Here's the uncomfortable truth about most AI-powered apps: when you type "find my dad's insurance policy," your dad's name, his policy number, and the fact that he has insurance all get sent to a server farm in Virginia. The AI company pinky-promises not to train on it. Maybe they even mean it. But the data still left your country, still hit their servers, and still exists in their logs.
We decided that wasn't good enough for family documents.
Most AI document tools work like this: you upload a file, their system extracts the text, sends it to OpenAI or Google, and returns a summary. Your data makes a round trip through US infrastructure. The privacy policy says they won't misuse it. That's the entire security model -- a legal document.
For a recipe app, fine. For a vault that holds your family's tax returns, medical records, wills, and insurance policies? That's a different conversation.
We wanted to build an AI assistant that could actually search and answer questions about your family's documents -- without ever exposing the real content to cloud AI services. Not through legal promises. Through architecture.
Let's say you type: "What did Margaret say about the house insurance renewal?"

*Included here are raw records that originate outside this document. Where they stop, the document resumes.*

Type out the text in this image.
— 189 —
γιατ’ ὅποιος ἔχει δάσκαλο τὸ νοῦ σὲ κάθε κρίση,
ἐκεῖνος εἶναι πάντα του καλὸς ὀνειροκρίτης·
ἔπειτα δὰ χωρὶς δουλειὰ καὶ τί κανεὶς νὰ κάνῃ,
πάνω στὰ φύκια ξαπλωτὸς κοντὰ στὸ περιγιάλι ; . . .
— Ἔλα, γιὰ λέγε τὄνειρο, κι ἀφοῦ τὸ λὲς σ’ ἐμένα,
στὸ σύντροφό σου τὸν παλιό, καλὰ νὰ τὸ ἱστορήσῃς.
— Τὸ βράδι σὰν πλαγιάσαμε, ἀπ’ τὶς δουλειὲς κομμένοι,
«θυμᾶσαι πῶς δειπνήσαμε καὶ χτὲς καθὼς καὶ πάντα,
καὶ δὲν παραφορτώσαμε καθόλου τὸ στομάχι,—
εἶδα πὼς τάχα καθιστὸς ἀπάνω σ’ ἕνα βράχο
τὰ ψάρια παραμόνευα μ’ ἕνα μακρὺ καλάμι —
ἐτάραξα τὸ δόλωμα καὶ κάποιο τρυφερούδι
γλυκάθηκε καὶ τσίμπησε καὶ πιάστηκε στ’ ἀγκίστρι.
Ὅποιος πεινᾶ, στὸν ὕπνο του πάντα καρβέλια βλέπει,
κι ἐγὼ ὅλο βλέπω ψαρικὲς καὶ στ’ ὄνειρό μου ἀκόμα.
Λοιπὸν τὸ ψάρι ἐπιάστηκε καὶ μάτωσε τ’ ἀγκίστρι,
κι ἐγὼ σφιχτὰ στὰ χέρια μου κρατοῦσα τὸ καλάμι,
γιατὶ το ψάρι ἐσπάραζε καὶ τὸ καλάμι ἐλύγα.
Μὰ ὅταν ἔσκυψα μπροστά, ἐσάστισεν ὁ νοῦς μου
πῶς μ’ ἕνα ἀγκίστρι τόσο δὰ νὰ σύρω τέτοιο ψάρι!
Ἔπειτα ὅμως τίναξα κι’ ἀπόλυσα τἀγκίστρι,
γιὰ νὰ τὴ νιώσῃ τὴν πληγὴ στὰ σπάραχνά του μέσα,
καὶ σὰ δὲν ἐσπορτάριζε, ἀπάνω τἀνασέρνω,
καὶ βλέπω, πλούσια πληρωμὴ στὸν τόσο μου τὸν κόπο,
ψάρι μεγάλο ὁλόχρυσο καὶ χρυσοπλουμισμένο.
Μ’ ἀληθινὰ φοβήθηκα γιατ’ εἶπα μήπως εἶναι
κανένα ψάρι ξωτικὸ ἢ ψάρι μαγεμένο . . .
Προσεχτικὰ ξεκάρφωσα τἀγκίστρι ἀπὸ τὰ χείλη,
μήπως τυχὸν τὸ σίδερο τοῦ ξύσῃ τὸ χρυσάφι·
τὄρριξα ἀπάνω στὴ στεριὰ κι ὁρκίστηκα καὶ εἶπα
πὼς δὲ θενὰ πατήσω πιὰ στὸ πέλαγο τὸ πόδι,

Here's what happens behind the scenes, broken into layers:
Your query hits our hard redaction check first. If you accidentally paste a SIN, credit card number, or bank account number into the chat, we block it before it goes anywhere. Not anonymized -- blocked. Those categories of data never leave the server, period. Next, our privacy engine (built on Microsoft's Presidio) scans your query for personal information. It finds "Margaret" and flags it as a person's name with 92% confidence. The system generates a surrogate -- a fake but realistic replacement. "Margaret" becomes "Sarah Chen." This mapping gets stored in a per-conversation vault that only your session can access. The anonymized query -- "What did Sarah Chen say about the house insurance renewal?" -- gets sent to the cloud LLM (Groq running Llama 3.3). The AI has never heard of Margaret. It only knows Sarah Chen. The AI decides it needs to search your documents. It calls our search tool with "Sarah Chen house insurance." Before executing the search, we reverse the surrogate: "Sarah Chen" becomes "Margaret" again. The search runs against your real documents on our Canadian server. Search results come back with real names and real content. Before sending them back to the cloud AI, we re-anonymize everything. "Margaret" becomes "Sarah Chen" again in the results. The AI reads the anonymized results and writes a response using "Sarah Chen." We intercept the response, swap "Sarah Chen" back to "Margaret," and show you the answer with the correct names.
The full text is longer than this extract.